Example 5: Searching Your Research Library with the Zotero MCP
Advanced
Connecting Claude to Your Zotero Library
This example demonstrates how to extend Claude Code’s capabilities by connecting it to external tools through the Model Context Protocol (MCP). Specifically, we connect Claude to Zotero – the open-source reference manager widely used in humanities research – so that Claude can search your library semantically, extract annotations, retrieve full-text content, and work with your citations directly.
This requires Claude Code running on the desktop (see Example 4) and a local installation of Python and Zotero.
Prerequisites
- Claude Code installed on your machine (see Example 4)
- Python 3.10+ installed
- Zotero 7+ installed and running, with the local API enabled:
- In Zotero, go to Preferences and enable “Allow other applications on this computer to communicate with Zotero”
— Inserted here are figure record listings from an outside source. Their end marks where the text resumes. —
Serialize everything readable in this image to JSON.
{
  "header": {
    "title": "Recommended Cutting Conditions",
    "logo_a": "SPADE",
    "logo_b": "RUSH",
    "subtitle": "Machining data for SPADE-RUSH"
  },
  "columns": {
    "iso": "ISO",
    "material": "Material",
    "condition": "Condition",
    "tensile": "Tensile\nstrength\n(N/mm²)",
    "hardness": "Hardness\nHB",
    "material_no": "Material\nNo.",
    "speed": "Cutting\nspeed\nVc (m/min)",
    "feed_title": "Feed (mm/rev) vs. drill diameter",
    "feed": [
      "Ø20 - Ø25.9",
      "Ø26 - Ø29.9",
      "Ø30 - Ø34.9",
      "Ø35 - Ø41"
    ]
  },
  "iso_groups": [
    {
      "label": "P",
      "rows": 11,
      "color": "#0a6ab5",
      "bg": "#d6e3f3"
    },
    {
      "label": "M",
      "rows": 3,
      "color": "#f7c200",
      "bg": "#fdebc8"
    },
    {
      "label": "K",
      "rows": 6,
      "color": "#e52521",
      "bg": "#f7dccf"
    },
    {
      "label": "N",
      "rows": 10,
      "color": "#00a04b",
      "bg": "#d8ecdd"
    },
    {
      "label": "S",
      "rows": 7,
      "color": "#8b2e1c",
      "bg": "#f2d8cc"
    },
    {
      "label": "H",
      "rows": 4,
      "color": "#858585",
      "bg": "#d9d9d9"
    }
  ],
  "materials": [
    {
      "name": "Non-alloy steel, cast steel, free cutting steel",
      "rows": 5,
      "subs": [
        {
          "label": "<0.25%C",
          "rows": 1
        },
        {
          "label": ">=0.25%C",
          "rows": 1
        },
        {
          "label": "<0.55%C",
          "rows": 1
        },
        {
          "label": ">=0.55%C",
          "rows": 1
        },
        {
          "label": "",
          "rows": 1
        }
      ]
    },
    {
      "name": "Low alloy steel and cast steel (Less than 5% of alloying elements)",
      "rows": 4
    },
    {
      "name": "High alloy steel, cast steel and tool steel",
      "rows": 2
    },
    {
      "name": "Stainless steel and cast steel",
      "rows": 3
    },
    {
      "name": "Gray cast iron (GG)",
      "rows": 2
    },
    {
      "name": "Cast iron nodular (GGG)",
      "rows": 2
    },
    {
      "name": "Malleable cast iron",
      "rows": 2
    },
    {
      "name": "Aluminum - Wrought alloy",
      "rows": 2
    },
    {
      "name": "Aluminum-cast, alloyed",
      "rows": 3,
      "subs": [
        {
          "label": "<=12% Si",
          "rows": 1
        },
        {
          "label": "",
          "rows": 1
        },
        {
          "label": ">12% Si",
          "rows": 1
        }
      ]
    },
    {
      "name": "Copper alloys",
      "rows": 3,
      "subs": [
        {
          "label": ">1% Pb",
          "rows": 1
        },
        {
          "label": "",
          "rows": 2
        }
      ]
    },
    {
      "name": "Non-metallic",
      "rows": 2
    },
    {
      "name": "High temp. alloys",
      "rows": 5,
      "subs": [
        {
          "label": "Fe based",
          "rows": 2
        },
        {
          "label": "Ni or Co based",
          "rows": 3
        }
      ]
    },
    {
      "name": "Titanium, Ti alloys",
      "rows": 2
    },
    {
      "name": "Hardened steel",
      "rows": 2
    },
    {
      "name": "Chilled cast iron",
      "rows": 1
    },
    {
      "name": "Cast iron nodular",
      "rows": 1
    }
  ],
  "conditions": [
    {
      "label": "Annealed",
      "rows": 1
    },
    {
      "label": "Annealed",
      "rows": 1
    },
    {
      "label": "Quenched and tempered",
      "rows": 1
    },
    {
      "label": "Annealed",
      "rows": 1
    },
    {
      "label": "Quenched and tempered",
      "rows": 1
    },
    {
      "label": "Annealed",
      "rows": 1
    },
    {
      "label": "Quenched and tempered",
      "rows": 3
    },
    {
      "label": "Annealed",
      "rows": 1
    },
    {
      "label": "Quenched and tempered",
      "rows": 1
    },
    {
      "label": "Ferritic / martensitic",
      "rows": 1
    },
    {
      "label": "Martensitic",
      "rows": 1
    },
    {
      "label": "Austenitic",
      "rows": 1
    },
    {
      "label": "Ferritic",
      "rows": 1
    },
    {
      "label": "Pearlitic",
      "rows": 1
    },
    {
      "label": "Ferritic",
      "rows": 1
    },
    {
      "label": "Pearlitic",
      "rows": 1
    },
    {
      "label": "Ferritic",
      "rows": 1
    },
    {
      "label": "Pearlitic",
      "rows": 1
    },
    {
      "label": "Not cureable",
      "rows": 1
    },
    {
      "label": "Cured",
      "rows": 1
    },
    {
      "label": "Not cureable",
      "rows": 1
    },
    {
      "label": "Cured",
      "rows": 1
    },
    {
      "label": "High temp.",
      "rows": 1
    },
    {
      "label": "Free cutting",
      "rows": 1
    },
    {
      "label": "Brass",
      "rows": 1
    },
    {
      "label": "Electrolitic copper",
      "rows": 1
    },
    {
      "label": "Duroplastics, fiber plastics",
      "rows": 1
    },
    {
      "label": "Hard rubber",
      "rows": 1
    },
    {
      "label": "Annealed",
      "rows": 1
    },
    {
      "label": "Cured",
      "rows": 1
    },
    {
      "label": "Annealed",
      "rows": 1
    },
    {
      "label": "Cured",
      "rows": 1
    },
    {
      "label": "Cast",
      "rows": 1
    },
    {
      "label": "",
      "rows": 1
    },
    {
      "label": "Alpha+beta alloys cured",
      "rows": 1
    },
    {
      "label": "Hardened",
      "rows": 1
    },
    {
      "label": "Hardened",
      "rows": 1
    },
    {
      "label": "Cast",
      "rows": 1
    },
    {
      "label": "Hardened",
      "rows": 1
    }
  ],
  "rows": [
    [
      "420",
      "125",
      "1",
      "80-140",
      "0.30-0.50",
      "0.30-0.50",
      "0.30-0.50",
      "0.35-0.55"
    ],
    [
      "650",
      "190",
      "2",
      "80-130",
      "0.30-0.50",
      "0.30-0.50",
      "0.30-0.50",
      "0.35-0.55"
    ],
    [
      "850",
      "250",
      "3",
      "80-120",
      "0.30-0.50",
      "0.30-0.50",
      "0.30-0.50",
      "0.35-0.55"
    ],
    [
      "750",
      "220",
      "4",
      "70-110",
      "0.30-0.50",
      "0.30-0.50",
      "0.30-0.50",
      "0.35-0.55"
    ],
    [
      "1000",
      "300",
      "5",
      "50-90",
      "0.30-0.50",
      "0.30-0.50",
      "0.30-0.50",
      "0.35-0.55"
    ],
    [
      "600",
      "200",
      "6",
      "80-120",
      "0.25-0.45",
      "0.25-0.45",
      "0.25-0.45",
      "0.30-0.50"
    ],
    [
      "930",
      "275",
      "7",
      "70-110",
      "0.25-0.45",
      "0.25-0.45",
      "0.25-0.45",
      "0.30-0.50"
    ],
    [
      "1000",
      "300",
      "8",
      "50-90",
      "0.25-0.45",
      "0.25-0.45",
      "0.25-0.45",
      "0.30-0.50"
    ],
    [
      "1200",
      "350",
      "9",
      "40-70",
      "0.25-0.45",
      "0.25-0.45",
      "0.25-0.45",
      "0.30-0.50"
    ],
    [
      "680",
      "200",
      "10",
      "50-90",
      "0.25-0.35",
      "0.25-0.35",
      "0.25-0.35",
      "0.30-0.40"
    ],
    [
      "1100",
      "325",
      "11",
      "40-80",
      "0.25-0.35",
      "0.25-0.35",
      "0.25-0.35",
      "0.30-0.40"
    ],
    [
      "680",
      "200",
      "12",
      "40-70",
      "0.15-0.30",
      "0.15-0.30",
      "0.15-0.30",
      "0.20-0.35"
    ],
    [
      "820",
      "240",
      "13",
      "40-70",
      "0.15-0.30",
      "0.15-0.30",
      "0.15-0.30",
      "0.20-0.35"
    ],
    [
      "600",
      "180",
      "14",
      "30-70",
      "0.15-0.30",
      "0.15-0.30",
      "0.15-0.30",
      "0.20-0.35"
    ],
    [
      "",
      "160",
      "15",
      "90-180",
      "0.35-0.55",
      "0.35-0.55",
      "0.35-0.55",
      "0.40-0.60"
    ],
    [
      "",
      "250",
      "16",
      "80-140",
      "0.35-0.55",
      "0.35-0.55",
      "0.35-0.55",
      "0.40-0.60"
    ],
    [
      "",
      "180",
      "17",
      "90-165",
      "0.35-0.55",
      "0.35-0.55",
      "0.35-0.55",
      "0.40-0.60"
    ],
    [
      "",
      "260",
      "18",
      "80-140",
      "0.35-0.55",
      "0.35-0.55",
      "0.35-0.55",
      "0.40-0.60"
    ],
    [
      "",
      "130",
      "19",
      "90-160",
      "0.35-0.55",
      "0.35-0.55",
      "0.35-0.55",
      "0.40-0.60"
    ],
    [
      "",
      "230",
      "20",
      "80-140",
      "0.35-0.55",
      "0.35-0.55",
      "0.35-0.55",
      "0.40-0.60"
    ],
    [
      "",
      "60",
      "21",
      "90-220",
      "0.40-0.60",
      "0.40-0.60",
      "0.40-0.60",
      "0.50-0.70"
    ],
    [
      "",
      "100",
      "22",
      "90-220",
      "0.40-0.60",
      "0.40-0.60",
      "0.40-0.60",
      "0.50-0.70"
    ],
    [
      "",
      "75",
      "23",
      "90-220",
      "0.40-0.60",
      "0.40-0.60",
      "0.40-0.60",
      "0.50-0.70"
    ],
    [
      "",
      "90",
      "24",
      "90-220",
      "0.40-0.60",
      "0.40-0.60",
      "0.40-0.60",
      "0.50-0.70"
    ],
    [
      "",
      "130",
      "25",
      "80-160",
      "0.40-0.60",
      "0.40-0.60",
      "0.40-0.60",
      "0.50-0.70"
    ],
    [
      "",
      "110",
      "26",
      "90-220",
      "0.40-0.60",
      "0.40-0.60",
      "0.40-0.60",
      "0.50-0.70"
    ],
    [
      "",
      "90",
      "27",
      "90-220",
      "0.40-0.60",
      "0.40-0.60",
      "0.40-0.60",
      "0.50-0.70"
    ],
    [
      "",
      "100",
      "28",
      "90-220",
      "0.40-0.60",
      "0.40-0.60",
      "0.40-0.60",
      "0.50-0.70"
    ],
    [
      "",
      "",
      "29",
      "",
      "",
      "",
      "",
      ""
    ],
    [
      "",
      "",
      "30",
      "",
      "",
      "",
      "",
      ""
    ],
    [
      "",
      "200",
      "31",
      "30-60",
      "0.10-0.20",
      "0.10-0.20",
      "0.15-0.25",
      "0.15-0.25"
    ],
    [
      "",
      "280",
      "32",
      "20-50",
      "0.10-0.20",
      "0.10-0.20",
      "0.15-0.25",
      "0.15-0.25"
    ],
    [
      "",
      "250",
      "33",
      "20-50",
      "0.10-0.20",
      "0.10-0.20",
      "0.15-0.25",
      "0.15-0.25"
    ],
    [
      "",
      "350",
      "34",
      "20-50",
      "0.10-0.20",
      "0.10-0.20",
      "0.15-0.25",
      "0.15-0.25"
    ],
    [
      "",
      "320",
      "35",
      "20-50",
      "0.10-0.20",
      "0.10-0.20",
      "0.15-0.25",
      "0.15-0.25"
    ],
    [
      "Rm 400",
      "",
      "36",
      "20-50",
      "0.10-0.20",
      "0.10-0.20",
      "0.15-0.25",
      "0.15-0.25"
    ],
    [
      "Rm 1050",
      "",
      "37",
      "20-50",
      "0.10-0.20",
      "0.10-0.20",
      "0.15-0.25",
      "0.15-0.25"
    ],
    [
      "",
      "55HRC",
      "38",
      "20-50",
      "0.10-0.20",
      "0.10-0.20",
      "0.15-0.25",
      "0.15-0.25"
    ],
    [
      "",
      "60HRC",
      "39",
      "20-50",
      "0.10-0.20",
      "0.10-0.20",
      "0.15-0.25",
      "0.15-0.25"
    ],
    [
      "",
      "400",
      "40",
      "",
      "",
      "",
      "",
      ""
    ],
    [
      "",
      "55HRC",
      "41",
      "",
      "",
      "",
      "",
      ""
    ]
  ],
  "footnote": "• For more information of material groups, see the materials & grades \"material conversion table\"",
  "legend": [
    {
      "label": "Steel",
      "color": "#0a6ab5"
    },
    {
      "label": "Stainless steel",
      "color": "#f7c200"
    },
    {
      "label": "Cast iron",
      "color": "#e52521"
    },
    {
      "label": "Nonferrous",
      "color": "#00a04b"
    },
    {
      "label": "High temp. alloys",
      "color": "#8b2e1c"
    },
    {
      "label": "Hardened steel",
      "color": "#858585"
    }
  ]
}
- Optional but recommended: the Better BibTeX plugin for enhanced annotation and citation export
Steps
-
**Install the Zotero MCP server.** You can do this yourself, or you can direct Claude Code to read the directions on the repository and install it for you. To install it yourself, open your terminal and install the [zotero-mcp](https://github.com/54yyyu/zotero-mcp) package. The recommended method uses `uv`, but `pip` or `pipx` also work:
```
uv tool install zotero-mcp-server
```
or:
```
pip install zotero-mcp-server
```
-
**Run the setup command.** This auto-configures the connection between the Zotero MCP server and Claude:
```
zotero-mcp setup
```
The setup wizard will ask whether to use the local Zotero API (recommended -- requires Zotero to be running) or the web API (requires an API key). It will also configure semantic search settings, including which embedding model to use. The default model (`all-MiniLM-L6-v2`) is free and runs locally.
-
**Build the semantic search database.** This indexes your Zotero library so Claude can perform AI-powered similarity searches, not just keyword matching:
```
zotero-mcp update-db
```
For a more thorough index that includes full-text content of PDFs (slower but much more useful for research queries):
```
zotero-mcp update-db --fulltext
```
-
**Launch Claude Code** and verify the connection. Start Claude Code in any project folder:
```
claude
```
Claude now has access to tools for searching your Zotero library, retrieving item metadata, reading annotations, extracting full text, and browsing collections. Try a research query:
Search my Zotero library for papers about procedural rhetoric in video games. Summarize the key arguments across the top results and identify which ones discuss environmental themes.
-
**Explore what's possible.** With the Zotero MCP connected, you can ask Claude to:
- **Semantic search**: find papers related to a concept even if they don't use the exact keywords
- **Annotation review**: pull all your highlights and notes from a specific PDF
- **Literature mapping**: identify clusters of related work in your library
- **Citation export**: retrieve BibTeX entries for specific items
- **Research synthesis**: summarize findings across multiple papers on a topic
- **Gap analysis**: ask what's missing from your library on a given subject
Use Cases
Reference management is central to humanities scholarship, but libraries often grow large enough that researchers lose track of what they have. Semantic search means you can ask conceptual questions (“what do I have on affect theory and digital media?”) rather than relying on exact keyword matches.
The MCP architecture is also extensible – the same pattern of connecting Claude to external tools works for databases, APIs, file systems, and other services. Zotero is one example, but it illustrates the broader principle of bringing domain-specific tools into the AI workflow.